Na trama, Charlie Gordon é um varão com deficiência intelectual que é recrutado porquê cobaia em um experimento científico que promete aumentar a sua perceptibilidade com uma cirurgia.
Para verificar o progresso deste tratamento, o protagonista escreve um quotidiano – inicialmente, repleto de erros ortográficos e frases simples, com um vocabulário que explicita a mentalidade infantil e ingênua do varão. À medida que o livro avança, notamos o progresso de Charlie em sua própria escrita, e acompanhamos porquê sua mudança de percepção revela um mundo que pode ser cruel.
Sensível, o livro aborda temas porquê o capacitismo, a distinção humana, a empatia e o verdadeiro significado da perceptibilidade. Prepare-se para espargir lágrimas.
Recomendação de Bruno Carbinatto, repórter
Flores para Algernon
O Grande Gatsby, de F. Scott Fitzgerald
A explosão do jazz. A consolidação dos estúdios (e dos astros) de Hollywood. E os bares clandestinos criados em seguida a Lei Seca.
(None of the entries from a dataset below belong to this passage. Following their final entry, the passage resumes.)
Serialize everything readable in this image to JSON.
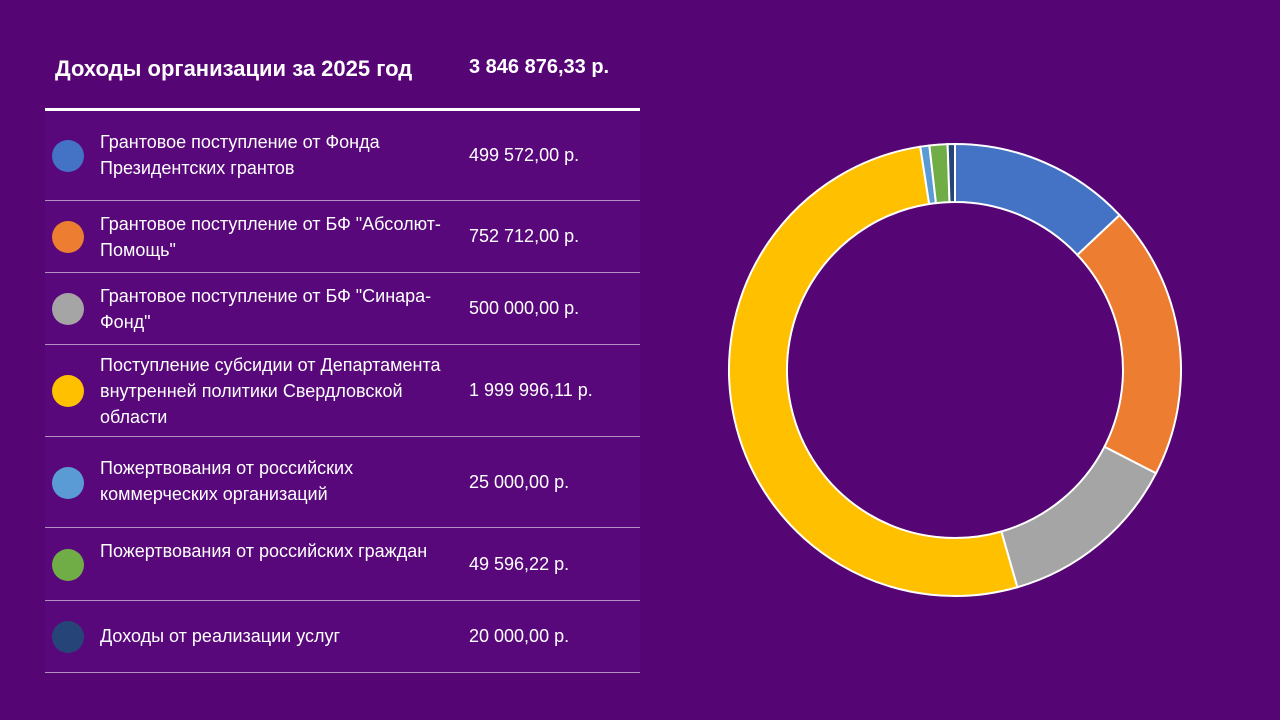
{
  "header": {
    "title": "Доходы организации за 2025 год",
    "total": "3 846 876,33 р."
  },
  "rows": [
    {
      "label": "Грантовое поступление от Фонда Президентских грантов",
      "amount": "499 572,00 р.",
      "color": "#4472C4"
    },
    {
      "label": "Грантовое поступление от БФ \"Абсолют-Помощь\"",
      "amount": "752 712,00 р.",
      "color": "#ED7D31"
    },
    {
      "label": "Грантовое поступление от  БФ \"Синара-Фонд\"",
      "amount": "500 000,00 р.",
      "color": "#A5A5A5"
    },
    {
      "label": "Поступление субсидии от Департамента внутренней политики Свердловской области",
      "amount": "1 999 996,11 р.",
      "color": "#FFC000"
    },
    {
      "label": "Пожертвования от российских коммерческих организаций",
      "amount": "25 000,00 р.",
      "color": "#5B9BD5"
    },
    {
      "label": "Пожертвования от российских граждан",
      "amount": "49 596,22 р.",
      "color": "#70AD47"
    },
    {
      "label": "Доходы от реализации услуг",
      "amount": "20 000,00  р.",
      "color": "#264478"
    }
  ],
  "chart_data": {
    "type": "pie",
    "variant": "donut",
    "categories": [
      "Грантовое поступление от Фонда Президентских грантов",
      "Грантовое поступление от БФ \"Абсолют-Помощь\"",
      "Грантовое поступление от  БФ \"Синара-Фонд\"",
      "Поступление субсидии от Департамента внутренней политики Свердловской области",
      "Пожертвования от российских коммерческих организаций",
      "Пожертвования от российских граждан",
      "Доходы от реализации услуг"
    ],
    "values": [
      499572.0,
      752712.0,
      500000.0,
      1999996.11,
      25000.0,
      49596.22,
      20000.0
    ],
    "colors": [
      "#4472C4",
      "#ED7D31",
      "#A5A5A5",
      "#FFC000",
      "#5B9BD5",
      "#70AD47",
      "#264478"
    ],
    "title": "",
    "legend": "left"
  }
}
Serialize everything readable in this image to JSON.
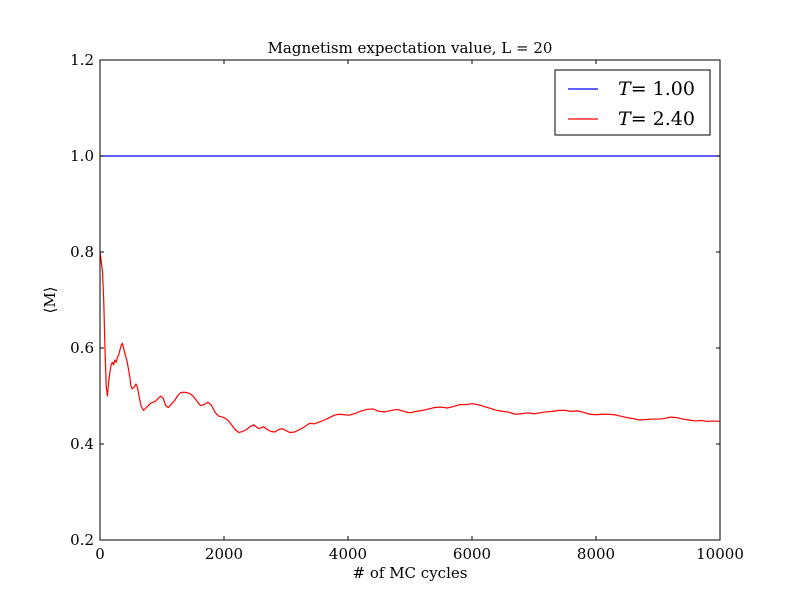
{
  "chart_data": {
    "type": "line",
    "title": "Magnetism expectation value, L = 20",
    "xlabel": "# of MC cycles",
    "ylabel": "⟨M⟩",
    "xlim": [
      0,
      10000
    ],
    "ylim": [
      0.2,
      1.2
    ],
    "xticks": [
      0,
      2000,
      4000,
      6000,
      8000,
      10000
    ],
    "xtick_labels": [
      "0",
      "2000",
      "4000",
      "6000",
      "8000",
      "10000"
    ],
    "yticks": [
      0.2,
      0.4,
      0.6,
      0.8,
      1.0,
      1.2
    ],
    "ytick_labels": [
      "0.2",
      "0.4",
      "0.6",
      "0.8",
      "1.0",
      "1.2"
    ],
    "grid": false,
    "legend_position": "top-right",
    "series": [
      {
        "name": "T= 1.00",
        "name_symbol": "T",
        "name_rest": "= 1.00",
        "color": "#0000ff",
        "points": [
          [
            0,
            1.0
          ],
          [
            10000,
            1.0
          ]
        ]
      },
      {
        "name": "T= 2.40",
        "name_symbol": "T",
        "name_rest": "= 2.40",
        "color": "#ff0000",
        "points": [
          [
            0,
            0.8
          ],
          [
            20,
            0.78
          ],
          [
            40,
            0.76
          ],
          [
            60,
            0.7
          ],
          [
            80,
            0.6
          ],
          [
            100,
            0.52
          ],
          [
            120,
            0.5
          ],
          [
            140,
            0.53
          ],
          [
            160,
            0.55
          ],
          [
            180,
            0.565
          ],
          [
            200,
            0.57
          ],
          [
            220,
            0.565
          ],
          [
            240,
            0.575
          ],
          [
            260,
            0.57
          ],
          [
            280,
            0.58
          ],
          [
            300,
            0.585
          ],
          [
            320,
            0.595
          ],
          [
            340,
            0.605
          ],
          [
            360,
            0.61
          ],
          [
            380,
            0.6
          ],
          [
            400,
            0.59
          ],
          [
            440,
            0.57
          ],
          [
            480,
            0.54
          ],
          [
            500,
            0.52
          ],
          [
            520,
            0.515
          ],
          [
            560,
            0.52
          ],
          [
            580,
            0.525
          ],
          [
            600,
            0.52
          ],
          [
            630,
            0.5
          ],
          [
            660,
            0.48
          ],
          [
            700,
            0.47
          ],
          [
            740,
            0.475
          ],
          [
            780,
            0.48
          ],
          [
            820,
            0.485
          ],
          [
            860,
            0.487
          ],
          [
            900,
            0.49
          ],
          [
            940,
            0.495
          ],
          [
            980,
            0.5
          ],
          [
            1020,
            0.495
          ],
          [
            1060,
            0.48
          ],
          [
            1100,
            0.476
          ],
          [
            1150,
            0.483
          ],
          [
            1200,
            0.49
          ],
          [
            1250,
            0.5
          ],
          [
            1300,
            0.507
          ],
          [
            1350,
            0.508
          ],
          [
            1400,
            0.507
          ],
          [
            1450,
            0.505
          ],
          [
            1500,
            0.5
          ],
          [
            1560,
            0.49
          ],
          [
            1620,
            0.48
          ],
          [
            1680,
            0.482
          ],
          [
            1740,
            0.487
          ],
          [
            1800,
            0.48
          ],
          [
            1860,
            0.465
          ],
          [
            1920,
            0.458
          ],
          [
            2000,
            0.455
          ],
          [
            2060,
            0.45
          ],
          [
            2120,
            0.44
          ],
          [
            2180,
            0.43
          ],
          [
            2240,
            0.424
          ],
          [
            2300,
            0.426
          ],
          [
            2360,
            0.43
          ],
          [
            2420,
            0.436
          ],
          [
            2480,
            0.44
          ],
          [
            2560,
            0.432
          ],
          [
            2640,
            0.436
          ],
          [
            2700,
            0.43
          ],
          [
            2760,
            0.426
          ],
          [
            2820,
            0.425
          ],
          [
            2880,
            0.43
          ],
          [
            2940,
            0.432
          ],
          [
            3000,
            0.428
          ],
          [
            3060,
            0.424
          ],
          [
            3140,
            0.425
          ],
          [
            3220,
            0.43
          ],
          [
            3300,
            0.436
          ],
          [
            3380,
            0.443
          ],
          [
            3460,
            0.442
          ],
          [
            3540,
            0.446
          ],
          [
            3620,
            0.45
          ],
          [
            3700,
            0.455
          ],
          [
            3780,
            0.46
          ],
          [
            3860,
            0.462
          ],
          [
            3940,
            0.461
          ],
          [
            4020,
            0.46
          ],
          [
            4100,
            0.463
          ],
          [
            4200,
            0.468
          ],
          [
            4300,
            0.472
          ],
          [
            4400,
            0.473
          ],
          [
            4500,
            0.468
          ],
          [
            4600,
            0.467
          ],
          [
            4700,
            0.47
          ],
          [
            4800,
            0.472
          ],
          [
            4900,
            0.468
          ],
          [
            5000,
            0.465
          ],
          [
            5100,
            0.468
          ],
          [
            5200,
            0.47
          ],
          [
            5300,
            0.473
          ],
          [
            5400,
            0.476
          ],
          [
            5500,
            0.477
          ],
          [
            5600,
            0.475
          ],
          [
            5700,
            0.478
          ],
          [
            5800,
            0.482
          ],
          [
            5900,
            0.482
          ],
          [
            6000,
            0.484
          ],
          [
            6100,
            0.482
          ],
          [
            6200,
            0.478
          ],
          [
            6300,
            0.474
          ],
          [
            6400,
            0.47
          ],
          [
            6500,
            0.468
          ],
          [
            6600,
            0.466
          ],
          [
            6700,
            0.462
          ],
          [
            6800,
            0.463
          ],
          [
            6900,
            0.465
          ],
          [
            7000,
            0.463
          ],
          [
            7100,
            0.465
          ],
          [
            7200,
            0.467
          ],
          [
            7300,
            0.468
          ],
          [
            7400,
            0.47
          ],
          [
            7500,
            0.47
          ],
          [
            7600,
            0.468
          ],
          [
            7700,
            0.469
          ],
          [
            7800,
            0.466
          ],
          [
            7900,
            0.462
          ],
          [
            8000,
            0.461
          ],
          [
            8100,
            0.462
          ],
          [
            8200,
            0.462
          ],
          [
            8300,
            0.461
          ],
          [
            8400,
            0.458
          ],
          [
            8500,
            0.455
          ],
          [
            8600,
            0.453
          ],
          [
            8700,
            0.45
          ],
          [
            8800,
            0.451
          ],
          [
            8900,
            0.452
          ],
          [
            9000,
            0.452
          ],
          [
            9100,
            0.453
          ],
          [
            9200,
            0.456
          ],
          [
            9300,
            0.455
          ],
          [
            9400,
            0.452
          ],
          [
            9500,
            0.45
          ],
          [
            9600,
            0.448
          ],
          [
            9700,
            0.449
          ],
          [
            9800,
            0.447
          ],
          [
            9900,
            0.448
          ],
          [
            10000,
            0.447
          ]
        ]
      }
    ]
  }
}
Esse é o tecido de fundo dos loucos anos 1920, e talvez o melhor retrato dessa idade seja O Grande Gatsby, a obra mais famosa de F. Scott Fitzgerald, o grande narrador do lifestyle de ricos e inconsequentes.
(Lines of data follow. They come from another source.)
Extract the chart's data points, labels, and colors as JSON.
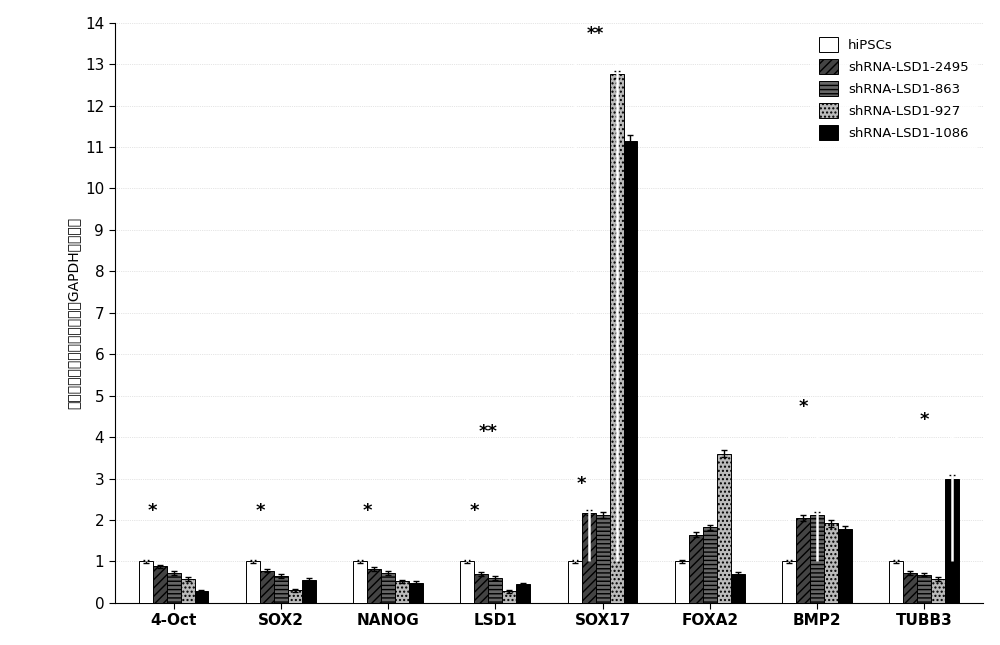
{
  "categories": [
    "4-Oct",
    "SOX2",
    "NANOG",
    "LSD1",
    "SOX17",
    "FOXA2",
    "BMP2",
    "TUBB3"
  ],
  "series": {
    "hiPSCs": [
      1.0,
      1.0,
      1.0,
      1.0,
      1.0,
      1.0,
      1.0,
      1.0
    ],
    "shRNA-LSD1-2495": [
      0.88,
      0.78,
      0.82,
      0.7,
      2.18,
      1.65,
      2.05,
      0.72
    ],
    "shRNA-LSD1-863": [
      0.72,
      0.65,
      0.72,
      0.6,
      2.12,
      1.82,
      2.12,
      0.68
    ],
    "shRNA-LSD1-927": [
      0.58,
      0.3,
      0.52,
      0.28,
      12.75,
      3.6,
      1.92,
      0.58
    ],
    "shRNA-LSD1-1086": [
      0.28,
      0.55,
      0.48,
      0.45,
      11.15,
      0.7,
      1.78,
      3.0
    ]
  },
  "errors": {
    "hiPSCs": [
      0.04,
      0.04,
      0.04,
      0.04,
      0.04,
      0.04,
      0.04,
      0.04
    ],
    "shRNA-LSD1-2495": [
      0.04,
      0.04,
      0.04,
      0.04,
      0.07,
      0.07,
      0.07,
      0.04
    ],
    "shRNA-LSD1-863": [
      0.04,
      0.04,
      0.04,
      0.04,
      0.07,
      0.07,
      0.07,
      0.04
    ],
    "shRNA-LSD1-927": [
      0.04,
      0.04,
      0.04,
      0.04,
      0.09,
      0.09,
      0.09,
      0.04
    ],
    "shRNA-LSD1-1086": [
      0.04,
      0.04,
      0.04,
      0.04,
      0.13,
      0.04,
      0.07,
      0.09
    ]
  },
  "colors": {
    "hiPSCs": "#ffffff",
    "shRNA-LSD1-2495": "#444444",
    "shRNA-LSD1-863": "#666666",
    "shRNA-LSD1-927": "#bbbbbb",
    "shRNA-LSD1-1086": "#000000"
  },
  "hatches": {
    "hiPSCs": "",
    "shRNA-LSD1-2495": "////",
    "shRNA-LSD1-863": "----",
    "shRNA-LSD1-927": "....",
    "shRNA-LSD1-1086": ""
  },
  "ylim": [
    0,
    14
  ],
  "yticks": [
    0,
    1,
    2,
    3,
    4,
    5,
    6,
    7,
    8,
    9,
    10,
    11,
    12,
    13,
    14
  ],
  "ylabel": "各基因的相对表达量（与内参GAPDH相比较）",
  "background_color": "#ffffff"
}
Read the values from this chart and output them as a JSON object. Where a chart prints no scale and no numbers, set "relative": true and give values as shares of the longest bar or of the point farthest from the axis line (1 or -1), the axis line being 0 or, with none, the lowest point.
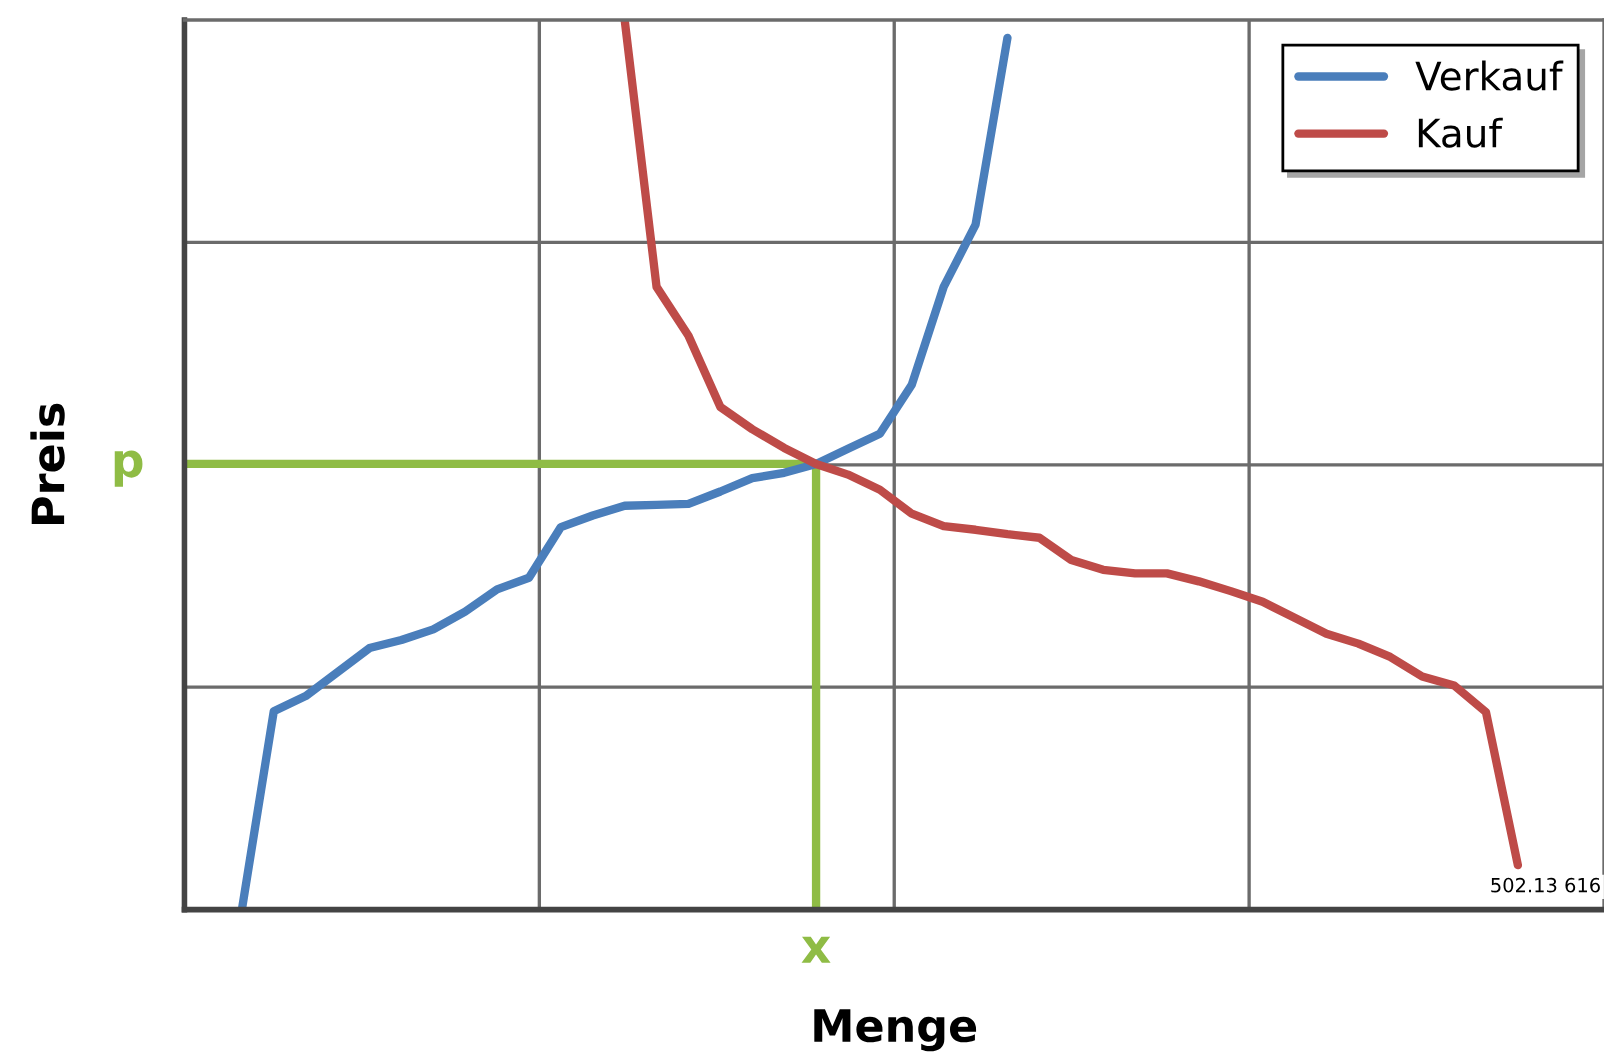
{
  "chart_data": {
    "type": "line",
    "relative": true,
    "xlabel": "Menge",
    "ylabel": "Preis",
    "categories": [
      null,
      null,
      null,
      null,
      null,
      null,
      null,
      null,
      null,
      null,
      null,
      null,
      null,
      null,
      null,
      null,
      null,
      null,
      null,
      null,
      null,
      null,
      null,
      null,
      null,
      null,
      null,
      null,
      null,
      null,
      null,
      null,
      null,
      null,
      null,
      null,
      null,
      null,
      null,
      null,
      null
    ],
    "grid": true,
    "legend": "top right",
    "line_style": "solid",
    "series": [
      {
        "name": "Verkauf",
        "color": "#4a7ebb",
        "values": [
          0,
          0.223,
          0.24,
          0.267,
          0.294,
          0.303,
          0.315,
          0.335,
          0.36,
          0.373,
          0.43,
          0.443,
          0.454,
          0.455,
          0.456,
          0.47,
          0.485,
          0.491,
          0.501,
          0.518,
          0.535,
          0.59,
          0.7,
          0.77,
          0.98,
          null,
          null,
          null,
          null,
          null,
          null,
          null,
          null,
          null,
          null,
          null,
          null,
          null,
          null,
          null,
          null
        ]
      },
      {
        "name": "Kauf",
        "color": "#be4b48",
        "values": [
          null,
          null,
          null,
          null,
          null,
          null,
          null,
          null,
          null,
          null,
          null,
          null,
          1.0,
          0.7,
          0.645,
          0.565,
          0.54,
          0.519,
          0.501,
          0.489,
          0.472,
          0.445,
          0.431,
          0.427,
          0.422,
          0.418,
          0.393,
          0.382,
          0.378,
          0.378,
          0.369,
          0.358,
          0.346,
          0.328,
          0.31,
          0.299,
          0.284,
          0.262,
          0.252,
          0.222,
          0.05
        ]
      }
    ],
    "ref_lines": [
      {
        "axis": "y",
        "value": 0.501,
        "label": "p",
        "color": "#8fbc45"
      }
    ],
    "annotations": [
      "x",
      "502.13 616"
    ]
  }
}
Os “loucos anos 20” (chamados de roaring twenties em inglês) foram um período de efervescência econômica e cultural dos EUA pós-Primeira Guerra. Foi uma dezena marcada pela prosperidade no país e pela modernização dos costumes à velocidade da luz.
O livro é narrado por Nick Carraway, veterano da Primeira Guerra que aluga uma lar em Long Island, nos periferia de Novidade York. Ele logo fica fascinado pelo vizinho Jay Gatsby, um misterioso e excêntrico milionário famoso, e por suas festas. Gatsby tem tudo – menos a mulher por quem ele sempre foi enamorado: Daisy, prima de Nick. Uma ótima obra, e que rendeu boas adaptações para o cinema (a mais recente, de 2013, é estrelada por Leonardo DiCaprio).